What does literature teach people?

I've probably written this introduction before, but it's necessary. When I read fiction and watch movies, I have fun. I love movies. But I rarely learn from watching films. I'd say that probably only 1 out of every 100 movies or books is really intellectually stimulating the way even bad non-fiction is.

A lot of people, however, claim that some movies (the kind that win Oscars?) are "smart." I've never understood what that means. The classic novels and plays we read in high school are also supposed to be "deep" or "smart" but I don't understand why. Let me respond to obvious counterpoints if that sounds incredibly ignorant.

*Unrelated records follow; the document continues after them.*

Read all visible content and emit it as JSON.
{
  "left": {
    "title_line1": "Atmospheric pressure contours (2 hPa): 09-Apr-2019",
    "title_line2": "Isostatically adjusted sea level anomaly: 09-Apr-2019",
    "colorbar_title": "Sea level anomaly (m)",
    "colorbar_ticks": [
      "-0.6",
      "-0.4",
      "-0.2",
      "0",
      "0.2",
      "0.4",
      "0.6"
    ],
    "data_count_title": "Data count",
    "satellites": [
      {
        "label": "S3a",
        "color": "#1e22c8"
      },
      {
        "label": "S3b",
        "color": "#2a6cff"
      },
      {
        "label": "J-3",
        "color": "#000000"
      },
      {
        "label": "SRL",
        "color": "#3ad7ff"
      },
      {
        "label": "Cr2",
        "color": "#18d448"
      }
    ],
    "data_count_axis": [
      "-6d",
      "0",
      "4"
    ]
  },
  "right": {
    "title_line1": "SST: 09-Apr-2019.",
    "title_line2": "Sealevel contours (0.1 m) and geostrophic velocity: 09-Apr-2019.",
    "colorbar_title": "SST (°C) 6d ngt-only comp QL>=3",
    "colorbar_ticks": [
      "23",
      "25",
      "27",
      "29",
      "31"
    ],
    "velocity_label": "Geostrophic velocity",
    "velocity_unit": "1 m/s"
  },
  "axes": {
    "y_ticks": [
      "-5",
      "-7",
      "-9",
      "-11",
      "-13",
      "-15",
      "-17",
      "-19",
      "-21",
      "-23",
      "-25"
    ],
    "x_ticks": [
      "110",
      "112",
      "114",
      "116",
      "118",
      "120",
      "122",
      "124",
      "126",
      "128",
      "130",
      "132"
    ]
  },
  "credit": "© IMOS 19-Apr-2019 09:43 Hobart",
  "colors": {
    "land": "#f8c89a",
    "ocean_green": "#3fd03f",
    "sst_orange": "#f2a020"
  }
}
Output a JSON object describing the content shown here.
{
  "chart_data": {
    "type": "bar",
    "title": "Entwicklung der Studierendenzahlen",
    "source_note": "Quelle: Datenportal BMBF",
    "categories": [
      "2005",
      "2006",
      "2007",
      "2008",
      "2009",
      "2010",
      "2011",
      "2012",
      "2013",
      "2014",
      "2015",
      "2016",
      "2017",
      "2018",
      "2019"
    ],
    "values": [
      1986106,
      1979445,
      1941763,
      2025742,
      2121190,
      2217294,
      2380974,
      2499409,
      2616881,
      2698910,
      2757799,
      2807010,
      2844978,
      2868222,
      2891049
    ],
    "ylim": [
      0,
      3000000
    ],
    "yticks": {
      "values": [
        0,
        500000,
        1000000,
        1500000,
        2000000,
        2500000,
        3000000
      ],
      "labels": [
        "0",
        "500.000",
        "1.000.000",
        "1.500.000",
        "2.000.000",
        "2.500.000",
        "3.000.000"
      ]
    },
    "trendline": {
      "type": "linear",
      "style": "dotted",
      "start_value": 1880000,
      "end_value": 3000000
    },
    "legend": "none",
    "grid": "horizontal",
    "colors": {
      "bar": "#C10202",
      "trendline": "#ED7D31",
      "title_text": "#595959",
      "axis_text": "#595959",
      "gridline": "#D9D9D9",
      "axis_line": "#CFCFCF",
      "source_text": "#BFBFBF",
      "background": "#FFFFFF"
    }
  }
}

First, I'm not stupid. I understand that Othello is about jealous and that Romeo and Juliet speaks to the fickle and passion nature of love. I know one of the lessons of Hamlet is that indecision can be a (tragic) flaw. But none of those ideas are new. Little kids know jealousy is bad. Teens usually feel love long before they read Shakespeare and anyone who ever spent time agonizing between chocolate and vanilla ice cream understands Hamlet. So when I say those plays aren't "smart" what I mean is that their themes are things everyone already knows--and if you already know it, you aren't learning it. (Movies have the same problem: Star Wars is about the problems of relying too much on technology; The Hurt Locker shows how war changes people; Inception shows us experience is more important than reality. I don't think any of that is ground-breaking. Also, the Neo-luddite pretensions of Star Wars are the worst thing about it.)

Now not all movies and books have trite themes. Some are kind of novel. Before I read Brave New World I'd never thought much about the relative value of truth and happiness. If you've never read "Politics and the English Language," then 1984's commentary on the government's use of language to control the populace is interesting. Avatar has the most innovative idea I've seen in a movie: the planet can think. It's trees are connected like neurons and collectively they constitute analogous to a brain. Far out. That said, I think all of these only count as borderline "smart" art. Brave New World is completely wrong: happiness is vastly more important than the truth. It's completely implausible that a government would ever try to control people through language the way it does in 1984, which is way over the top in general (and vastly inferior to Orwell's more measured essays for that reason). And of course the implication in Avatar is that we need to protect our planet--but our planet can't think, which Cameron might have been trying to imply.

So my question is this: Can anyone point out something novel they learned from fiction? What brilliant insights did I miss in Shakespeare? What did you learn from Moby Dick? To count it has to be something someone reasonably acquainted with philosophy isn't familiar with and has to be scientifically correct. (Ruminations on pseudo-psychology don't count.)